School of Information Science and Engineering, Xinjiang University, Urumqi, China.
People's Hospital of Xinjiang Uygur Autonomous Region, Xinjiang University, Urumqi, China.
Med Phys. 2022 Dec;49(12):7609-7622. doi: 10.1002/mp.15872. Epub 2022 Jul 30.
Rapid and accurate segmentation of medical images can provide important guidance in the early stages of life-threatening diseases.
However, fuzzy edges and high similarity with the background in images usually cause undersegmentation or oversegmentation. To solve these problems.
We propose a novel edge features-reinforcement (EFR) module that uses relative frequency changes before and after warping images to extract edge information. Then, the EFR module leverages deep features to guide shallow features to produce a band-shaped edge attention map for reinforcing the edge region of all channels. We also propose a multiscale context exploration (MCE) module to fuse multiscale features and to extract channel and spatial correlations, which allows a model to focus on the parts that contribute most to the final segmentation. We construct EFR-Net by embedding EFR and MCE modules on the encoder-decoder architecture.
We verify EFR-Net's performance with four medical datasets: retinal vessel segmentation dataset DRIVE, endoscopic polyp segmentation dataset CVC-ClinicDB, dermoscopic image dataset ISIC2018, and aortic true lumen dataset Aorta-computed tomography (CT). The proposed model achieves Dice similarity coefficients (DSCs) of 81.61%, 92.87%, 89.87%, and 96.98% on DRIVE, CVC-ClinicDB, ISIC2018, and Aorta-CT, respectively, which are better than those of current mainstream methods. In particular, the DSC of polyp segmentation increased by 3.87%.
Through quantitative and qualitative research, our method is determined to surpass current mainstream segmentation methods, and EFR modules can effectively improve the edge prediction effect of color images and CT images. The proposed modules are easily embedded in other encoder-decoder architectures, which has the potential to be applied and expanded.
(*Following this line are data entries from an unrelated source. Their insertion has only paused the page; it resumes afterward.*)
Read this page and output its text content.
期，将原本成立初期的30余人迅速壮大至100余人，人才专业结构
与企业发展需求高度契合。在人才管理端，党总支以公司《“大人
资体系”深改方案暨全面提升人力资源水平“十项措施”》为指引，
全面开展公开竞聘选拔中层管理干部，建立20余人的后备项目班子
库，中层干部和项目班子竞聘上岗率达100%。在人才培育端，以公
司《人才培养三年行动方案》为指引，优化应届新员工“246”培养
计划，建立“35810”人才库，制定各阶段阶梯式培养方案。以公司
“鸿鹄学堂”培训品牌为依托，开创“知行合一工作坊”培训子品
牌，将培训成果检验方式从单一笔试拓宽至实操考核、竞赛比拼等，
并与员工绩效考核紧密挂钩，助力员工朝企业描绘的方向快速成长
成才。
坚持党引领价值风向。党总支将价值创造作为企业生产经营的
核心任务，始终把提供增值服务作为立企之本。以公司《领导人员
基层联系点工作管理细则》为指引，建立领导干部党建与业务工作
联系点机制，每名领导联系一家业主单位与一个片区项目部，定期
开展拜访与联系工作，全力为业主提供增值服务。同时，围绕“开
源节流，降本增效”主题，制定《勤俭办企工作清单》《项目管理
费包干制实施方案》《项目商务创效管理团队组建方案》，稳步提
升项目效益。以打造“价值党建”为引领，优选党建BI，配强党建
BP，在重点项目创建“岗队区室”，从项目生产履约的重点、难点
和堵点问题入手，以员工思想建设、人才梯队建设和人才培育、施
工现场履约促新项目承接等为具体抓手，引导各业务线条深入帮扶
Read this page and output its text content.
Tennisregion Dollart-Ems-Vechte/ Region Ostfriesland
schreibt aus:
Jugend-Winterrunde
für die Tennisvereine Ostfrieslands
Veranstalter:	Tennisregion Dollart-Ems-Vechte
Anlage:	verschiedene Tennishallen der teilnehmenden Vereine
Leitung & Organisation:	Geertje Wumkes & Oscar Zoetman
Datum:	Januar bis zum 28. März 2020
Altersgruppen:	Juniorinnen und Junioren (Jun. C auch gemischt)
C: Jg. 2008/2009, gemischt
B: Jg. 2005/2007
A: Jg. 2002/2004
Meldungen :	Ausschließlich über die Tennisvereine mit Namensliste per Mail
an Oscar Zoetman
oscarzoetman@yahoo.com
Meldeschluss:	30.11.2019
快速准确的医学图像分割可以在危及生命的疾病早期提供重要指导。
然而,图像中的边缘模糊和与背景高度相似通常会导致分割不足或过度分割。为了解决这些问题。
我们提出了一种新颖的边缘特征增强(EFR)模块,该模块使用图像变形前后的相对频率变化来提取边缘信息。然后,EFR 模块利用深度特征引导浅层特征生成带状边缘注意力图,以增强所有通道的边缘区域。我们还提出了一种多尺度上下文探索(MCE)模块,用于融合多尺度特征并提取通道和空间相关性,使模型能够专注于对最终分割贡献最大的部分。我们通过在编码器-解码器架构上嵌入 EFR 和 MCE 模块来构建 EFR-Net。
我们在四个医学数据集上验证了 EFR-Net 的性能:视网膜血管分割数据集 DRIVE、内窥镜息肉分割数据集 CVC-ClinicDB、皮肤镜图像数据集 ISIC2018 和主动脉计算机断层扫描(CT)数据集 Aorta-CT。所提出的模型在 DRIVE、CVC-ClinicDB、ISIC2018 和 Aorta-CT 上分别实现了 81.61%、92.87%、89.87%和 96.98%的 Dice 相似系数(DSC),优于当前主流方法。特别是,息肉分割的 DSC 提高了 3.87%。
通过定量和定性研究,我们的方法被确定超过了当前主流的分割方法,EFR 模块可以有效地提高彩色图像和 CT 图像的边缘预测效果。所提出的模块易于嵌入其他编码器-解码器架构,具有应用和扩展的潜力。